Welsh Govt wants ‘presumed consent’ for organ donations

The Welsh Assembly Government wants to allow doctors to harvest organs from the dead without their consent.

Supporters say it will result in more life-saving organ transplants, but critics say it treats human bodies like state property and may encourage a slippery definition of death.

The Government in Cardiff wants what it calls a ‘soft’ system of presumed consent, where health professionals will still consult with families on whether they wish their relative to donate an organ after death.

First

If it went ahead, it would be the first scheme of its kind anywhere in the UK.

In 2008 the Organ Donation Taskforce rejected implementing a presumed consent system in the UK until improvements were made to the current organ donation system to increase donors.

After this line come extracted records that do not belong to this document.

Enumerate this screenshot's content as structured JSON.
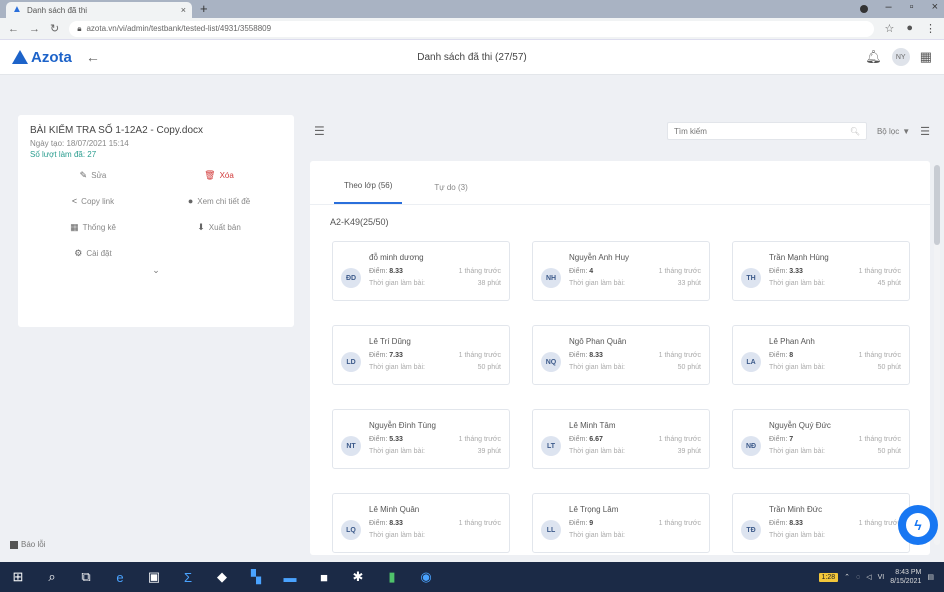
{
  "browser": {
    "tab_title": "Danh sách đã thi",
    "url": "azota.vn/vi/admin/testbank/tested-list/4931/3558809"
  },
  "header": {
    "logo": "Azota",
    "title": "Danh sách đã thi (27/57)",
    "avatar": "NY"
  },
  "test": {
    "title": "BÀI KIỂM TRA SỐ 1-12A2 - Copy.docx",
    "created": "Ngày tạo: 18/07/2021 15:14",
    "views": "Số lượt làm đã: 27"
  },
  "actions": {
    "edit": "Sửa",
    "delete": "Xóa",
    "share": "Copy link",
    "show_result": "Xem chi tiết đề",
    "stats": "Thống kê",
    "export": "Xuất bản",
    "settings": "Cài đặt"
  },
  "toolbar": {
    "search_placeholder": "Tìm kiếm",
    "filter": "Bộ lọc"
  },
  "tabs": [
    "Theo lớp (56)",
    "Tự do (3)"
  ],
  "group_label": "A2-K49(25/50)",
  "card_labels": {
    "score": "Điểm:",
    "time_label": "Thời gian làm bài:"
  },
  "students": [
    {
      "name": "đỗ minh dương",
      "initials": "ĐD",
      "score": "8.33",
      "when": "1 tháng trước",
      "duration": "38 phút"
    },
    {
      "name": "Nguyễn Anh Huy",
      "initials": "NH",
      "score": "4",
      "when": "1 tháng trước",
      "duration": "33 phút"
    },
    {
      "name": "Trần Mạnh Hùng",
      "initials": "TH",
      "score": "3.33",
      "when": "1 tháng trước",
      "duration": "45 phút"
    },
    {
      "name": "Lê Trí Dũng",
      "initials": "LD",
      "score": "7.33",
      "when": "1 tháng trước",
      "duration": "50 phút"
    },
    {
      "name": "Ngô Phan Quân",
      "initials": "NQ",
      "score": "8.33",
      "when": "1 tháng trước",
      "duration": "50 phút"
    },
    {
      "name": "Lê Phan Anh",
      "initials": "LA",
      "score": "8",
      "when": "1 tháng trước",
      "duration": "50 phút"
    },
    {
      "name": "Nguyễn Đình Tùng",
      "initials": "NT",
      "score": "5.33",
      "when": "1 tháng trước",
      "duration": "39 phút"
    },
    {
      "name": "Lê Minh Tâm",
      "initials": "LT",
      "score": "6.67",
      "when": "1 tháng trước",
      "duration": "39 phút"
    },
    {
      "name": "Nguyễn Quý Đức",
      "initials": "NĐ",
      "score": "7",
      "when": "1 tháng trước",
      "duration": "50 phút"
    },
    {
      "name": "Lê Minh Quân",
      "initials": "LQ",
      "score": "8.33",
      "when": "1 tháng trước",
      "duration": ""
    },
    {
      "name": "Lê Trọng Lâm",
      "initials": "LL",
      "score": "9",
      "when": "1 tháng trước",
      "duration": ""
    },
    {
      "name": "Trần Minh Đức",
      "initials": "TĐ",
      "score": "8.33",
      "when": "1 tháng trước",
      "duration": ""
    }
  ],
  "footer": {
    "help": "Báo lỗi"
  },
  "taskbar": {
    "battery": "1:28",
    "time": "8:43 PM",
    "date": "8/15/2021",
    "lang": "VI"
  }
}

A number of doctors are concerned that ‘presumed consent’ systems encourage a slack definition of death.

Keen

Doctors are keen to take organs from a body with a beating heart, because the removal of the heart, lungs, liver, pancreas and kidneys must be done before they begin to deteriorate due to cessation of blood circulation.

Agreement from two doctors that a patient is ‘brain-dead’, though their heart continues to beat, is required before organs can be removed.

Some ‘brain-dead’ organ donors are given a general anaesthetic before removing their organs to suppress the body reacting to the physical distress of being cut into.

Convenient

Secular ethicist Professor Peter Singer of Princeton University has said of these patients: “Defining such people as dead was a convenient way around the problems of making their organs available for transplantation, and withdrawing treatment from them.”

Medical ethicist, Michael Potts, has said: “Since the patient is not truly dead until his or her organs are removed, it is the process of organ donation itself that causes the donor’s death.”

Dr Margaret Cook, a former consultant haematologist at St John’s Hospital, West Lothian, has said: “How can we be sure, if this proposal became law, that there would not be undue pressure to be less stringent on declaring a potential donor brain-dead?”

Waking

There have been a number of stories of patients, thought to be dead, waking before transplant surgeons could harvest their organs.

Zach Dunlap says he remembers hearing doctors pronouncing him dead on 19 November 2007 at a hospital in Texas. But then he started showing signs of life by moving his hand and foot.

He then reacted to a pocket knife scraped across his foot and pressure being applied under his fingernail. After 48 days recovering in hospital he was allowed home.

Signs of life

French newspaper Le Monde ran an article in 2008 about a 45-year-old Parisian who began to show signs of life just as transplant surgeons were about to harvest his organs after failing to resuscitate him.

Doctors continued to massage his heart for an hour and a half before surgeons arrived to remove his organs for donation.

As the surgeons began to operate, the man began to breathe and reacted to a pain test. A report on the incident says: “After a few weeks chequered with serious complications, the patient is now walking and talking.”